Seattle's audacious new theater company Azeotrope gives voice to people living on the edge.

What makes people want to attend live theater? Sure, it’s an art that dates back to the origins of human culture, but why put up with the hassle when it’s become so easy to find entertainment from the comforts of home? Even the allure of films is no longer enough to guarantee the future of movie theaters.

But Azeotrope has a way of making you remember what’s so unique about theater in the first place. No amount of digitalized special effects can trump the raw, gritty emotional power or the gripping depictions of desperate characters who populate Azeotrope’s latest project.
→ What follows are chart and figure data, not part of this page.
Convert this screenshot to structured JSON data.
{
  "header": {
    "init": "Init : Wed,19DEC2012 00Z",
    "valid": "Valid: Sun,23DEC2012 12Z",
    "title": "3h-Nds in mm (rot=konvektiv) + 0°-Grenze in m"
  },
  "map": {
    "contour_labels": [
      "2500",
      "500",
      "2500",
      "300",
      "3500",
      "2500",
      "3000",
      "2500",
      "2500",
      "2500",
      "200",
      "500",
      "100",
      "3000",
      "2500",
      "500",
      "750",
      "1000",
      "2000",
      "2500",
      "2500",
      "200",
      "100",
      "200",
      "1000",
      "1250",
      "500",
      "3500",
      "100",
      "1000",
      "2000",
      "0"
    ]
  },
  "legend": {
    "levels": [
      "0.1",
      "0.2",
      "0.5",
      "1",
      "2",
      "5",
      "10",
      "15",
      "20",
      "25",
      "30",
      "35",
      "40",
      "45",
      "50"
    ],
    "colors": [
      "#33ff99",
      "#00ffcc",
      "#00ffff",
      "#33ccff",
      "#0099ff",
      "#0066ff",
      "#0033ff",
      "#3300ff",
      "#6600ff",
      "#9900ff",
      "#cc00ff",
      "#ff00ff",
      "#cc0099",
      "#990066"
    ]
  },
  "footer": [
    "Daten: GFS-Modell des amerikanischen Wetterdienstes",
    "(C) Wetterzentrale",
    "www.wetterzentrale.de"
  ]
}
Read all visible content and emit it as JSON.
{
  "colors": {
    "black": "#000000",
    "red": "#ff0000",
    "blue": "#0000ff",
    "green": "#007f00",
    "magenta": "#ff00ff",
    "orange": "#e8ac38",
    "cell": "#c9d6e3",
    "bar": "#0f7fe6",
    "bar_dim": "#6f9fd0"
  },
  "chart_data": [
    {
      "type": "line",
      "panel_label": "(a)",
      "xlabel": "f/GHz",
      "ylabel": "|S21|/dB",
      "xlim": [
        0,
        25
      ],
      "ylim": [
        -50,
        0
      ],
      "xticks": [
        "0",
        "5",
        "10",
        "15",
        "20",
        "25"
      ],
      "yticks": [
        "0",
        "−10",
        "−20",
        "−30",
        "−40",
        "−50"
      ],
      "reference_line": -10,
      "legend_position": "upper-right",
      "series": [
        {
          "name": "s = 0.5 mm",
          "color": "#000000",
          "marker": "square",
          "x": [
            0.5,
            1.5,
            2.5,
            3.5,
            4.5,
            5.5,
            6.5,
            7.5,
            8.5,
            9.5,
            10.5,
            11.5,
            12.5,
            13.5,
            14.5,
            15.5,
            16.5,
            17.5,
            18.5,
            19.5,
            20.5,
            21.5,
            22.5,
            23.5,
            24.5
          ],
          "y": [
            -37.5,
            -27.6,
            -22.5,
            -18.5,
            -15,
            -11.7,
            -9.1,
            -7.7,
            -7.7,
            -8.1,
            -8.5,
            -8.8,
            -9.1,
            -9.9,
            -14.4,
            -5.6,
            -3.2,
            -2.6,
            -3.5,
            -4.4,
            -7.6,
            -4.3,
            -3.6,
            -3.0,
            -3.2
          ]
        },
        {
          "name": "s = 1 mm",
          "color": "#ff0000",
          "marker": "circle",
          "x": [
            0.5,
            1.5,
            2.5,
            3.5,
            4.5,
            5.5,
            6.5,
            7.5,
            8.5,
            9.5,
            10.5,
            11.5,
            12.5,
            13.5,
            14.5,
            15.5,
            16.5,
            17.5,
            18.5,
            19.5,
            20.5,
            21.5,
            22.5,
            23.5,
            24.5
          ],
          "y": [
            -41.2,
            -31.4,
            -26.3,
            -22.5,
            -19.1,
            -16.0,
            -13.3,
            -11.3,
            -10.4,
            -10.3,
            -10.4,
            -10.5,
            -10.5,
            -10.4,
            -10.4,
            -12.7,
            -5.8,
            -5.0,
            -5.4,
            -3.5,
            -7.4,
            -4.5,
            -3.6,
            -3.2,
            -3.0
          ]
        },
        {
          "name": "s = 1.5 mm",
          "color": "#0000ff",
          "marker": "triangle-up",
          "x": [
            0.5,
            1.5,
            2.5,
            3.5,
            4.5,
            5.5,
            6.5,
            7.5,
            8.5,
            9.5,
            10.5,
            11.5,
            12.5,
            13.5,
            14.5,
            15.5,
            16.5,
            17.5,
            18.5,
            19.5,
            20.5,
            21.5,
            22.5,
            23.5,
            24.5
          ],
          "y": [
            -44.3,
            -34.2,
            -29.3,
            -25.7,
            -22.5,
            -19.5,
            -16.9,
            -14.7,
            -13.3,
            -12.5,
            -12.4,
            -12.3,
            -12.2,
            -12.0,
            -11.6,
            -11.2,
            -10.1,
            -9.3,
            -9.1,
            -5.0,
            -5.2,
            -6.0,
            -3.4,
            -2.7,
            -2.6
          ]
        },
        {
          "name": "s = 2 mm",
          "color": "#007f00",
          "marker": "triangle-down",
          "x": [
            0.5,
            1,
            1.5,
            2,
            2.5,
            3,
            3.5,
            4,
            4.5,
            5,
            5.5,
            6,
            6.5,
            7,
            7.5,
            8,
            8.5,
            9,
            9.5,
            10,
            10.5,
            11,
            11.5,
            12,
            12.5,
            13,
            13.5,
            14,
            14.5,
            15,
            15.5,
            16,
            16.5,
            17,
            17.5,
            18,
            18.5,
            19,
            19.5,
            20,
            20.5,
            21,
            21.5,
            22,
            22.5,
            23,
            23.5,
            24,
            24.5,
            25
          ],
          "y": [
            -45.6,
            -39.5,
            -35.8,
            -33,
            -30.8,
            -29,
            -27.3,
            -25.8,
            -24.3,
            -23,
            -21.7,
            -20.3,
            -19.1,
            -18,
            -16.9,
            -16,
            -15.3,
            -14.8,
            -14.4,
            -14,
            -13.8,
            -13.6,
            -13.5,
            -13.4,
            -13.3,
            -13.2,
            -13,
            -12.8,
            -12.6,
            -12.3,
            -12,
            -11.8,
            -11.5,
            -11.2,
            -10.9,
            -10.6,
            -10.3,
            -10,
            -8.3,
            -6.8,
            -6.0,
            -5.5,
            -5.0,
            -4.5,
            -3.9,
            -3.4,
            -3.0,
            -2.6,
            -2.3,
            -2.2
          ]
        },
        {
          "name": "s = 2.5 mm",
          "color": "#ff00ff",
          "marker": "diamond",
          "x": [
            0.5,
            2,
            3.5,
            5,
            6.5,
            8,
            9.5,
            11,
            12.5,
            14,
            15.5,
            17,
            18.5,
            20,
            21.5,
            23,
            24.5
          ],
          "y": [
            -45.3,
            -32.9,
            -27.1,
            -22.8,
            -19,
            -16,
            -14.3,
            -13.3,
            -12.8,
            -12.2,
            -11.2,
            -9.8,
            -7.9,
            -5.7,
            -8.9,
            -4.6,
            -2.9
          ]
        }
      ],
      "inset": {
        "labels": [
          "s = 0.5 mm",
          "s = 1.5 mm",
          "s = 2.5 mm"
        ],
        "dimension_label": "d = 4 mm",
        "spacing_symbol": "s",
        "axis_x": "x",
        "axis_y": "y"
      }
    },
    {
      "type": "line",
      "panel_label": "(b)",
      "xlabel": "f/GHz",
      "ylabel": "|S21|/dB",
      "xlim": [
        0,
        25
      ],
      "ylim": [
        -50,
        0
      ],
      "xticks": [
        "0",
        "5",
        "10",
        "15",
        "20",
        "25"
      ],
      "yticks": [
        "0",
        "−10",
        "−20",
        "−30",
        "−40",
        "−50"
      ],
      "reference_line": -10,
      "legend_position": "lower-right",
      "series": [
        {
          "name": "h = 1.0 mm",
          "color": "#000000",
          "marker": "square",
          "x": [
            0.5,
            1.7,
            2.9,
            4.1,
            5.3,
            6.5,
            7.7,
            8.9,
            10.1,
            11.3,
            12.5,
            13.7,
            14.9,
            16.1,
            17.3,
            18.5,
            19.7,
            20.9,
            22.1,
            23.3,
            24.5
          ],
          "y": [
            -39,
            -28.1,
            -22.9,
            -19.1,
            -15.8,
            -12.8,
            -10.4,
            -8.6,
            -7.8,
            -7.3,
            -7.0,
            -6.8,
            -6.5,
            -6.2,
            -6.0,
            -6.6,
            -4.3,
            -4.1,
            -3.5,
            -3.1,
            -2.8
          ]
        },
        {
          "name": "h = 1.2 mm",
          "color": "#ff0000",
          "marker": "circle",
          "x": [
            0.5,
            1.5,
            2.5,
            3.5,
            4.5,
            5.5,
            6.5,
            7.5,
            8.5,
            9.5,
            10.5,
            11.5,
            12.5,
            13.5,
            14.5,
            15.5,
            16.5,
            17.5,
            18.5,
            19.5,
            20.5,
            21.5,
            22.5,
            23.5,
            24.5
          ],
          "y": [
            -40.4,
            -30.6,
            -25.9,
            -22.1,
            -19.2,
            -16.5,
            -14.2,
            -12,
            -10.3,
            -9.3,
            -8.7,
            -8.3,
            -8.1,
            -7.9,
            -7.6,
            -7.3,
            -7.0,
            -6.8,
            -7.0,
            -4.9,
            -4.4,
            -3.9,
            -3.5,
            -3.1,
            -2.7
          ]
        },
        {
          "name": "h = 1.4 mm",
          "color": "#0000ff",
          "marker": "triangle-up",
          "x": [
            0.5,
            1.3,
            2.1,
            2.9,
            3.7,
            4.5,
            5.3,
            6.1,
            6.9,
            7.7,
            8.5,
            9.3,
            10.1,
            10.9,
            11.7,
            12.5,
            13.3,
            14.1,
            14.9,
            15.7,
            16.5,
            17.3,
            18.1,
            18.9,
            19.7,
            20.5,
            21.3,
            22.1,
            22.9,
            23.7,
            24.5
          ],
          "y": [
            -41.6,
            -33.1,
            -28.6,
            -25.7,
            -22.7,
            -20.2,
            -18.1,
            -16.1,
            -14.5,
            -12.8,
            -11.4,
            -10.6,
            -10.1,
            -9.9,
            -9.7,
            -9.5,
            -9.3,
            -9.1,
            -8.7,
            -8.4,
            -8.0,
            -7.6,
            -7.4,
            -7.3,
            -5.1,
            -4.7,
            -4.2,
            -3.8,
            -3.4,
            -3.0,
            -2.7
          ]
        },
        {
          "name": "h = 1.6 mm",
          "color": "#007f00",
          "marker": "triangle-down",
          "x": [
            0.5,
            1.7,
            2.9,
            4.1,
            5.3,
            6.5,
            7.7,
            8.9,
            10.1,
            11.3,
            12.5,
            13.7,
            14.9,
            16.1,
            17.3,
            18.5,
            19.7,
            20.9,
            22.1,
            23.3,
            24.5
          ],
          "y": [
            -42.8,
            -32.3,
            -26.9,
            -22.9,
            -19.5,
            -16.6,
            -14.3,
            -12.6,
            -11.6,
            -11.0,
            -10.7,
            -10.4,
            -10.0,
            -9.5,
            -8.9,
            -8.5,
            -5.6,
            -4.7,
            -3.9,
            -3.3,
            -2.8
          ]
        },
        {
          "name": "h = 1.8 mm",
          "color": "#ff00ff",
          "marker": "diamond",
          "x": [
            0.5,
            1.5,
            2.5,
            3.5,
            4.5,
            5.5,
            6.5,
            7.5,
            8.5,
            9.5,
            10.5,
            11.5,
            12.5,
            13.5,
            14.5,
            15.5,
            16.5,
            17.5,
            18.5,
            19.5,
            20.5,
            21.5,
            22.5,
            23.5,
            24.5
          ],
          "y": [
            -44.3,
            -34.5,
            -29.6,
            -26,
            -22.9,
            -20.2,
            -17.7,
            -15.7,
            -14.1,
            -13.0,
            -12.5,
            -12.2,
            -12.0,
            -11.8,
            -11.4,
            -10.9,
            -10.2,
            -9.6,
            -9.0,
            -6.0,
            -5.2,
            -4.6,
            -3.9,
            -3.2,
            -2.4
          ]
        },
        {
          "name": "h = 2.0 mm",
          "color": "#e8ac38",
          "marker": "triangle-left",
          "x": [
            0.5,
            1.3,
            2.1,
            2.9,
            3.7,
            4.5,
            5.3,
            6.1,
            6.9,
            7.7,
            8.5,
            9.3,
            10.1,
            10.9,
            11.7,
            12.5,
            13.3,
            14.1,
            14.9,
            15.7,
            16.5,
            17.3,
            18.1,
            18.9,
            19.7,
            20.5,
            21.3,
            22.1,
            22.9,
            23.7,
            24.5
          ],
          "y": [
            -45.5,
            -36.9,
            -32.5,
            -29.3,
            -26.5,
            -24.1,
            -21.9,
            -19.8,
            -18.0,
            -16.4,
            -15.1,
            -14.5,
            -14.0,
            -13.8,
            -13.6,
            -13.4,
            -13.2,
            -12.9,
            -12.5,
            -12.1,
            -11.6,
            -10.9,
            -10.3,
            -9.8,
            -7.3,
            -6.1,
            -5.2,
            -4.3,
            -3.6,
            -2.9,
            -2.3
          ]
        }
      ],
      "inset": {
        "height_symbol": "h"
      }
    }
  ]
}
Over the next month the company is presenting a double bill of plays in rotating repertory at the Eulalie Scandiuzzi Space, a tiny black box theater located downstairs at ACT. Both plays are less than a decade old: Adam Rapp’s “Red Light Winter” (2005), which was a Pulitzer finalist, and the Seattle premiere of the recent “25 Saints” by Joshua Rollins (who will be on hand for post-play discussions on Nov. 2 and 3).

“When I when I first read ‘Red Light Winter,’ it just kicked me in the balls,” says Richard Nguyen Sloniker, an actor, writer, teacher and co-founder of Azeotrope. “It hit me in a way I couldn’t quite grasp, and I had to try to parse out why.”